A cocaína pode causar o mesmo problema. O efeito da coca e do crack são similares. Pelo uso, os vasos sanguíneos vão se abrindo e fechando até que cessa o fluxo e causa a necrose. J.era companheira de malabarista de sinaleira. Havia sido dada como desaparecida na zona metropolitana e deixou dois filhos.
O custo de uma morte anunciada
Durante os dois meses em que permaneceu internada no HBB, os médicos forneceram medicamentos, fizeram cirurgia e sessões de fisioterapia. O custo com a paciente atingiu R$ 20.473. O Sistema Único de Saúde deverá R$2,5 mil: 10% do que o hospital gastou. O prejuízo da instituição é de 651%.
A apreensão dos médicos se refere ao crescimento das drogas, falta de estrutura das cidades e o alto custo do tratamento. “Todo mundo perdeu: a família porque os filhos estão sem mãe,a sociedade e também a instituição porque sua internação gerou despesas elevadas”, pondera Lucas.

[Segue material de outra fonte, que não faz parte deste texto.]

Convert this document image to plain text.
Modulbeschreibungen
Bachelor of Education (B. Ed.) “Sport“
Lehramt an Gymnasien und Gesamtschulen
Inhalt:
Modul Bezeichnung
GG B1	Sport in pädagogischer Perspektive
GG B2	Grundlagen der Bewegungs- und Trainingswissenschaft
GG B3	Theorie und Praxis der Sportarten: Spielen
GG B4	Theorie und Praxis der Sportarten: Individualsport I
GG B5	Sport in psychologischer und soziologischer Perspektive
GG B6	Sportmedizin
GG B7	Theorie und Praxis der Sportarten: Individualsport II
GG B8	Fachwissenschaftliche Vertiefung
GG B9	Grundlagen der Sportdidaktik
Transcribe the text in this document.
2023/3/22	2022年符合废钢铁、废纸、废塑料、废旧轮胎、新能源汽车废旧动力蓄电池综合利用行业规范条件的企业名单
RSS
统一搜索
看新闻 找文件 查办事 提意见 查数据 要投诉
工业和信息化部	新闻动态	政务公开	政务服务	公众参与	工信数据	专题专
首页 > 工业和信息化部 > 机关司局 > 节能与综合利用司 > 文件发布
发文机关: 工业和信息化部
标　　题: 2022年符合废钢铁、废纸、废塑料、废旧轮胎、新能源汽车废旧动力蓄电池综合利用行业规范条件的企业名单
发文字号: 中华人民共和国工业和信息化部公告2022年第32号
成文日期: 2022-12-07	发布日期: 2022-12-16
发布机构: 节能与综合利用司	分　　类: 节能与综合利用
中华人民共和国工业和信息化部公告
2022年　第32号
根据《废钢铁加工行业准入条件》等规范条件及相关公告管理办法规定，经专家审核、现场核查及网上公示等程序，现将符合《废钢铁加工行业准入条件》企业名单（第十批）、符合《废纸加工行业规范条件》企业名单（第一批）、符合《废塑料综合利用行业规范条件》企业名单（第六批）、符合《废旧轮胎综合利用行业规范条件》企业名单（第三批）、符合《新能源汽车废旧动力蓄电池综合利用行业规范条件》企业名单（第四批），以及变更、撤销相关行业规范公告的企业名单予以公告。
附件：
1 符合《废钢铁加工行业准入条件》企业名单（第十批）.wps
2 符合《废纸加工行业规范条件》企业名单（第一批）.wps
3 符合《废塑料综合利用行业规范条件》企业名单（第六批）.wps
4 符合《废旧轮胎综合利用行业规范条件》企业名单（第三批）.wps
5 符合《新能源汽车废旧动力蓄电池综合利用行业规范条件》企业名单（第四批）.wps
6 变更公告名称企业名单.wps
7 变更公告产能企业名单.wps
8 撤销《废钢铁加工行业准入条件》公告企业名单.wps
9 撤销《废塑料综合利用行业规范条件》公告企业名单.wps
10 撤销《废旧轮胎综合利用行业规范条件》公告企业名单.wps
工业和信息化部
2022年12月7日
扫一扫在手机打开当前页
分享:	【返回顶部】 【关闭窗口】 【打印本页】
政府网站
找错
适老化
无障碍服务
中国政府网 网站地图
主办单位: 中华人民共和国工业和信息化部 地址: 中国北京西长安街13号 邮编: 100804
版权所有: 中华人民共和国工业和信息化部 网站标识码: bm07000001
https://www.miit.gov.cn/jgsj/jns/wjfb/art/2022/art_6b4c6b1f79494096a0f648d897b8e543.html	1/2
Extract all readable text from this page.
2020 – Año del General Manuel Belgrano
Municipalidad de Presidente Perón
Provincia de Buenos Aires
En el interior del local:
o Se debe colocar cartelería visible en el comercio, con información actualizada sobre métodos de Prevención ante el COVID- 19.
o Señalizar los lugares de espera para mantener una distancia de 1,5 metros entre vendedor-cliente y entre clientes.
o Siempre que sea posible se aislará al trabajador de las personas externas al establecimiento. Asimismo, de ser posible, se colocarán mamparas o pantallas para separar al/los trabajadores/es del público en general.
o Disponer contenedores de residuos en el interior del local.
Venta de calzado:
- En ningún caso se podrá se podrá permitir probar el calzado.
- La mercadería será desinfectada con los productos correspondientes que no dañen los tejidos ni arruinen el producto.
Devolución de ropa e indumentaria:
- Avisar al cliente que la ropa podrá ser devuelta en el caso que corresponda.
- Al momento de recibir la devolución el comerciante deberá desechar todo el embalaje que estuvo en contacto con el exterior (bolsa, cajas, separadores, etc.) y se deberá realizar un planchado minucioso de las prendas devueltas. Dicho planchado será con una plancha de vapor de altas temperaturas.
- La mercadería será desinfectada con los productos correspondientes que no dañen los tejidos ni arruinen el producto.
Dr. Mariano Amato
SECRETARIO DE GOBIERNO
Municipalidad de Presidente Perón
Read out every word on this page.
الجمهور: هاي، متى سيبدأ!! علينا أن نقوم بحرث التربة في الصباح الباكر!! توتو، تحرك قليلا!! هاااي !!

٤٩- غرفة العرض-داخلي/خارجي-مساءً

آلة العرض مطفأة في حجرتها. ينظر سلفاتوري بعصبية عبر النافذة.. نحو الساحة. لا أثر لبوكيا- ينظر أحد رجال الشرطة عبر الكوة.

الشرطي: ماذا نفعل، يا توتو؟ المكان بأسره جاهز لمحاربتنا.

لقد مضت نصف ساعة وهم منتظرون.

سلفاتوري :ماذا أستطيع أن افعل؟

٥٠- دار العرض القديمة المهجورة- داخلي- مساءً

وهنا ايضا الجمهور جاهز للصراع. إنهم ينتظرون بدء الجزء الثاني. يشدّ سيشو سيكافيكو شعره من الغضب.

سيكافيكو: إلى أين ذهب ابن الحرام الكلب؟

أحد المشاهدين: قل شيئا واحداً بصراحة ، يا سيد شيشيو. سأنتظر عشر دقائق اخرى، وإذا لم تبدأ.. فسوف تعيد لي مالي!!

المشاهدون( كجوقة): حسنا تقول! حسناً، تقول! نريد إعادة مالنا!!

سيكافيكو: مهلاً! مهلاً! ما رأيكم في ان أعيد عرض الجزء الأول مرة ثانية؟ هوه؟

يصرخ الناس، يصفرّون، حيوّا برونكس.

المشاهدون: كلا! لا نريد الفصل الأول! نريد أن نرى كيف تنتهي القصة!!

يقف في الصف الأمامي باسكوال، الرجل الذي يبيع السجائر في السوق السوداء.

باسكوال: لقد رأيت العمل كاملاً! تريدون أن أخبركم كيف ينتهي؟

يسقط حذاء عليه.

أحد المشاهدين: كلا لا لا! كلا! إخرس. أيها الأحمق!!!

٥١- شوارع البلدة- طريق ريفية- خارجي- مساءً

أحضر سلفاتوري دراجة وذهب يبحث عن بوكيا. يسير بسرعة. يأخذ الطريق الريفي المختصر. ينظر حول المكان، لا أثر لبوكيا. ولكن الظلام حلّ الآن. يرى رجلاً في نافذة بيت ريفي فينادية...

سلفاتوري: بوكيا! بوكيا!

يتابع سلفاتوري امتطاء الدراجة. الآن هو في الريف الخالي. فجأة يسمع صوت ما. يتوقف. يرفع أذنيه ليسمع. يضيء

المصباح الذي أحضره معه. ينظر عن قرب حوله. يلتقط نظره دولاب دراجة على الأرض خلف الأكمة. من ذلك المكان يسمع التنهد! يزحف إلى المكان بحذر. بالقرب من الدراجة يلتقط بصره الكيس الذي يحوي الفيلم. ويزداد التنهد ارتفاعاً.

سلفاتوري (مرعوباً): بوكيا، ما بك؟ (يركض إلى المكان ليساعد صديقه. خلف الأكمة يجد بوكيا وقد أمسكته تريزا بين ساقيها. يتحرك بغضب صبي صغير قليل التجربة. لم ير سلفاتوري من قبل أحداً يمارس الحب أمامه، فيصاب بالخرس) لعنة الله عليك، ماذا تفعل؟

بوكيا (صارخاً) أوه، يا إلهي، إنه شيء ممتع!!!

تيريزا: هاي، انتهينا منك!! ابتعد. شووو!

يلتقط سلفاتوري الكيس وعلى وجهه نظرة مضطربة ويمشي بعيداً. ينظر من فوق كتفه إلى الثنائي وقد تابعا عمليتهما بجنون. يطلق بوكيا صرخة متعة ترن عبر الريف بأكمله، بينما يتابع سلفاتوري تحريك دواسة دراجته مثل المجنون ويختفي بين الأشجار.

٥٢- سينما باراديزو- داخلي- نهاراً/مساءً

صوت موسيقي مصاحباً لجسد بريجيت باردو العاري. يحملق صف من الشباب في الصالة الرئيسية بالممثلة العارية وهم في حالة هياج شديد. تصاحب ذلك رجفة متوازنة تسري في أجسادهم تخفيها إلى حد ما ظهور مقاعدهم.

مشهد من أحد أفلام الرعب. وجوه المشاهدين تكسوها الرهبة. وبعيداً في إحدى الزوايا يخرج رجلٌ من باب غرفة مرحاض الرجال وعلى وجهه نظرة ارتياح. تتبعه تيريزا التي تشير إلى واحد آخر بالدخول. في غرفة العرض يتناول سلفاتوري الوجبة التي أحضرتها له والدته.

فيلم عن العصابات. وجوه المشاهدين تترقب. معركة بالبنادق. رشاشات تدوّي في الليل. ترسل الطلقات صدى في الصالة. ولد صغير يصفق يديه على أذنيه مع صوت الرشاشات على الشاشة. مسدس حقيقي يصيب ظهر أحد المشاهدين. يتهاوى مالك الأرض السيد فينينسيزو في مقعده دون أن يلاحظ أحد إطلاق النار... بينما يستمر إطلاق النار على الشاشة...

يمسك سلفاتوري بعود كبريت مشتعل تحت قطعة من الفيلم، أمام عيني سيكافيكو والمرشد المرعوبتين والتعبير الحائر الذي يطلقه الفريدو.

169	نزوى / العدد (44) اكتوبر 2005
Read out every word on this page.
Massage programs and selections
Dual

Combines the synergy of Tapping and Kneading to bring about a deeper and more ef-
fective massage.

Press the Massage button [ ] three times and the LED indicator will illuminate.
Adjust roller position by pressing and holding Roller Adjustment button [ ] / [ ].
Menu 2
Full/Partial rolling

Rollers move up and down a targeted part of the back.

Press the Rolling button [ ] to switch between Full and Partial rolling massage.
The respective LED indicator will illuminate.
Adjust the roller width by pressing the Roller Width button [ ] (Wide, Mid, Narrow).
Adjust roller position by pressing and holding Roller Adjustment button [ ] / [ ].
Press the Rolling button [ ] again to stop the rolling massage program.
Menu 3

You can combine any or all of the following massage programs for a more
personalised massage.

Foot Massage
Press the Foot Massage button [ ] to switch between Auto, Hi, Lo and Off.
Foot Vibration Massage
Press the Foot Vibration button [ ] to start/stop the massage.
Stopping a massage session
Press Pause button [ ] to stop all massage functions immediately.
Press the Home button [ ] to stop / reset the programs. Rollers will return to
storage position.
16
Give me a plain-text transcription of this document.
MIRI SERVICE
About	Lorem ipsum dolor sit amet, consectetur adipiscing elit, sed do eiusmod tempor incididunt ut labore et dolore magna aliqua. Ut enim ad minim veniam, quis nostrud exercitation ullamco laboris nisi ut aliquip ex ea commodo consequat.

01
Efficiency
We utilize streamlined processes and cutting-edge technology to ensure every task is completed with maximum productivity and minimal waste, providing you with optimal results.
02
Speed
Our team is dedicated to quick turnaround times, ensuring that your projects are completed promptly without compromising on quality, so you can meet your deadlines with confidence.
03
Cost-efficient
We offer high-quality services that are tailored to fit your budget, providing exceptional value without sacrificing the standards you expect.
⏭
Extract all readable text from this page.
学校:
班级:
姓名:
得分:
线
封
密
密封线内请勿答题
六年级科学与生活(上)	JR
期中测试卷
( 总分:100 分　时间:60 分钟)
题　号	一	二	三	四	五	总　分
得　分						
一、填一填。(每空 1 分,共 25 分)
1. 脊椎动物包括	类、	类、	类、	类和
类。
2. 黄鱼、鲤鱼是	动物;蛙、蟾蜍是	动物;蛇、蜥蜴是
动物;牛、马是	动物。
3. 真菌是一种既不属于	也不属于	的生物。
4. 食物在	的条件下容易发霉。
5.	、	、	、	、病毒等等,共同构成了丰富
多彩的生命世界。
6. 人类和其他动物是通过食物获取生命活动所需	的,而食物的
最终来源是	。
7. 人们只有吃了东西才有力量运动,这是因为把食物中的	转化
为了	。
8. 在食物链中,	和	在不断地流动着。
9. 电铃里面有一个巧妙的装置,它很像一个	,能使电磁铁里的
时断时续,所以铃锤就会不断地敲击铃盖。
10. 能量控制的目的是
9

Apesar de todo envolvimento médico, o caso não teve desfecho favorável porque a droga consome as pessoas. A estrutura de saúde não é suficiente nem em Lajeado nem em outros municípios para tratar usuários. A situação exige urgência porque hoje, os serviços são incapazes de dar conta da demanda. O Vale está despreparado para atender o aumento avassalador do crack.
“O hospital tem cinco leitos para dependentes químicos, seriam necessários mais cinco e uma ala exclusiva de atendimento à esses pacientes”, expõe o diretor- médico,Sérgio Marques. Para Rodrigo Zanatta, a educação e a prevenção tem que ser fortes. “É preciso ir à raiz do problema”.
Os médicos querem apresentar o caso da paciente em congressos clínicos. Quanto mais o debate se ampliar, melhores serão as chances de tratamento e prevenção. “Não é sensacionalismo, o problema é real”, garante Sérgio.